Retired General Michael Hayden is somewhat of an authority on spycraft, having led both the U.S. National Security Agency and the Central Intelligence Agency over his long career. So when he notes that the recent breach at the U.S. Office of Personnel Management—in which the personal information and background information of millions of current and former U.S. federal government employees was stolen by attackers presumed to be based in China—was a “tremendously big deal,” people will listen.
Hayden noted that the OPM data was a “legitimate foreign intelligence target.” Hayden continued: “To grab the equivalent in the Chinese system, I would not have thought twice. I would not have asked permission…This is not ‘shame on China.’ This is ‘shame on us’ for not protecting that kind of information.” Highlighting a possible use case for the information, Hayden noted that the information could help China recruit spies in the United States—a deeply troubling outcome for the United States.
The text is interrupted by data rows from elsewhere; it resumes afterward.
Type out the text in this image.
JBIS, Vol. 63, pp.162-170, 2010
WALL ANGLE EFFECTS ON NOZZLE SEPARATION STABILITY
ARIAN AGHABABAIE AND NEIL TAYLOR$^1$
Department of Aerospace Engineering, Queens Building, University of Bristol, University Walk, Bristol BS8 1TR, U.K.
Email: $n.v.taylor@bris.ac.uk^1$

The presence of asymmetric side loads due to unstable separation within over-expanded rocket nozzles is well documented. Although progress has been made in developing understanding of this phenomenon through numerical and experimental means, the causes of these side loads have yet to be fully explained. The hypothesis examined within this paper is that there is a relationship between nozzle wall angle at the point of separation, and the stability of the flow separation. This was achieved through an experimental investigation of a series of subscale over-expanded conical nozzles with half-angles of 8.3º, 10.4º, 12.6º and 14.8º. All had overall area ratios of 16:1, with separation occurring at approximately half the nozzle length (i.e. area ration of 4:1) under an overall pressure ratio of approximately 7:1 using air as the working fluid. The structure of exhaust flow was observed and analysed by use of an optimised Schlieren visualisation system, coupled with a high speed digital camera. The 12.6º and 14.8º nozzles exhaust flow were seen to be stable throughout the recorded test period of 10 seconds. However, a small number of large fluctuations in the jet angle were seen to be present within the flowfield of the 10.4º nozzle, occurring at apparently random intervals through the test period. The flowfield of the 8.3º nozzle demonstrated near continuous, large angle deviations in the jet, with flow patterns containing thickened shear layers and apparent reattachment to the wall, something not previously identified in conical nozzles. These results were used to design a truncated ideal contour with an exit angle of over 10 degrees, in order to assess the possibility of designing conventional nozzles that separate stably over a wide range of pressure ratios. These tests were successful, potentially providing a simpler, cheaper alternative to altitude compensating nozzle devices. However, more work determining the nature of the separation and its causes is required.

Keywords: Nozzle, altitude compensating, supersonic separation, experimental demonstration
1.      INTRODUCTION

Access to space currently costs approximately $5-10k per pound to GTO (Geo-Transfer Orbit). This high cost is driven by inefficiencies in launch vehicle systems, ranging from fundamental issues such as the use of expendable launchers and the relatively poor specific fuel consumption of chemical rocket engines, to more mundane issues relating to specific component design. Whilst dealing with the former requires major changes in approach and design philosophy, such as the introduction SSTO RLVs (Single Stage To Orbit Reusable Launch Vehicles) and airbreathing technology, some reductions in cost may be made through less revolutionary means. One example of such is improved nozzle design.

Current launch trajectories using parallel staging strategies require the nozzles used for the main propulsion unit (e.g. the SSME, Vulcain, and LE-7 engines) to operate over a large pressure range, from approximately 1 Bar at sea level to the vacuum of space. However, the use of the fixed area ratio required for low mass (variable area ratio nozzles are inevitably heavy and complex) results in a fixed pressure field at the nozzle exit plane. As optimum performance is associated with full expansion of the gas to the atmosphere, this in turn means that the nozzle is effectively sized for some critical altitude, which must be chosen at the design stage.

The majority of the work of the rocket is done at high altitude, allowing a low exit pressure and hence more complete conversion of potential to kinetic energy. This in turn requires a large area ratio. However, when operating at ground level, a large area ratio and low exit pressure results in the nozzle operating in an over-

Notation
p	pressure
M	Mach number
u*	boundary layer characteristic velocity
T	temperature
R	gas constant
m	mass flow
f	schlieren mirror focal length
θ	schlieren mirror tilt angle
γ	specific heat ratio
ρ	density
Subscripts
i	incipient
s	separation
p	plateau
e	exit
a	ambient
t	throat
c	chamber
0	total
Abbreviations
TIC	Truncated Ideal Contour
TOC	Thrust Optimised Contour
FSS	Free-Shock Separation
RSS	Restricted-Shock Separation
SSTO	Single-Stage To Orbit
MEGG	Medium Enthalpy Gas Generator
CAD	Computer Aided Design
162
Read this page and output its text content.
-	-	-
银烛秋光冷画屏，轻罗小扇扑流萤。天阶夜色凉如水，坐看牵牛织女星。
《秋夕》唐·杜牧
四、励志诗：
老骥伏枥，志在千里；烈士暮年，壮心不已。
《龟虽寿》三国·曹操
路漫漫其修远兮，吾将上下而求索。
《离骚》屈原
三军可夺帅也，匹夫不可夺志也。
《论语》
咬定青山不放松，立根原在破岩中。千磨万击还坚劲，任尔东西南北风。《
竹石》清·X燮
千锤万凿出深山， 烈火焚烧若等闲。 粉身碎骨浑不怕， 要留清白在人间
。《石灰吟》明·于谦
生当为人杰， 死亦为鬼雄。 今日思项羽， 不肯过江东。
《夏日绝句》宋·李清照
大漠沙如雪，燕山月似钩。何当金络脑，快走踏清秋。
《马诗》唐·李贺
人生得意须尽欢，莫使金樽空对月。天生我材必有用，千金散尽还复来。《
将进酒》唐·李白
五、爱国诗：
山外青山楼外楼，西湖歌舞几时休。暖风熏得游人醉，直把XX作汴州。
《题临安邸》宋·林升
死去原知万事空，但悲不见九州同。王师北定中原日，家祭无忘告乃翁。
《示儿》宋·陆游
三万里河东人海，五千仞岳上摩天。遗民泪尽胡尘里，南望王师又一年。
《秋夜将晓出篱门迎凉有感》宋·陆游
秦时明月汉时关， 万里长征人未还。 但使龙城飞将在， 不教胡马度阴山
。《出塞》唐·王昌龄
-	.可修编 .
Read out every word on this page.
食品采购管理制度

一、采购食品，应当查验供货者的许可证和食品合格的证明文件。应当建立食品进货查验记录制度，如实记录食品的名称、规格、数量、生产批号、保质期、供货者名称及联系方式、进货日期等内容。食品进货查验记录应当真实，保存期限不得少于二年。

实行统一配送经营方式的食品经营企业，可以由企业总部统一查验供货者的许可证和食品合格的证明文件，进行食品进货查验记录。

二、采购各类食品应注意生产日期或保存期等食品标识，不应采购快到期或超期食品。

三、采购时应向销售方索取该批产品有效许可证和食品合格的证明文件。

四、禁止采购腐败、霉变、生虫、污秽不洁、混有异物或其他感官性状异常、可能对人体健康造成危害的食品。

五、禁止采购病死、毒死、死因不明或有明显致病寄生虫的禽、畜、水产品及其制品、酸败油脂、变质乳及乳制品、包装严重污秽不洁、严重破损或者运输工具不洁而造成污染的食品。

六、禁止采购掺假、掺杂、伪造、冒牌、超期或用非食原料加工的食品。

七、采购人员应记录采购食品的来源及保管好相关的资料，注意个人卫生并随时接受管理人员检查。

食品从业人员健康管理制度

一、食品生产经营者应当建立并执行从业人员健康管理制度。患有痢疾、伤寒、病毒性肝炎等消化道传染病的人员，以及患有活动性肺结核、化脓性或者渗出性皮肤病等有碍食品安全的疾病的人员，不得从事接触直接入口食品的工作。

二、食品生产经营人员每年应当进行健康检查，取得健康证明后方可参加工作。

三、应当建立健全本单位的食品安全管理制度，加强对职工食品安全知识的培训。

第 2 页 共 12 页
To clarify, the data taken from the OPM includes a wide range of personal data, ranging from the financial histories of federal government employees to names of their family members, and critically, their foreign national contacts. Experts worry that the information could be used to pressure Chinese citizens affiliated with U.S. government employees, or for the purposes of blackmailing federal employees. Additionally, social security numbers in the OPM’s database were unencrypted.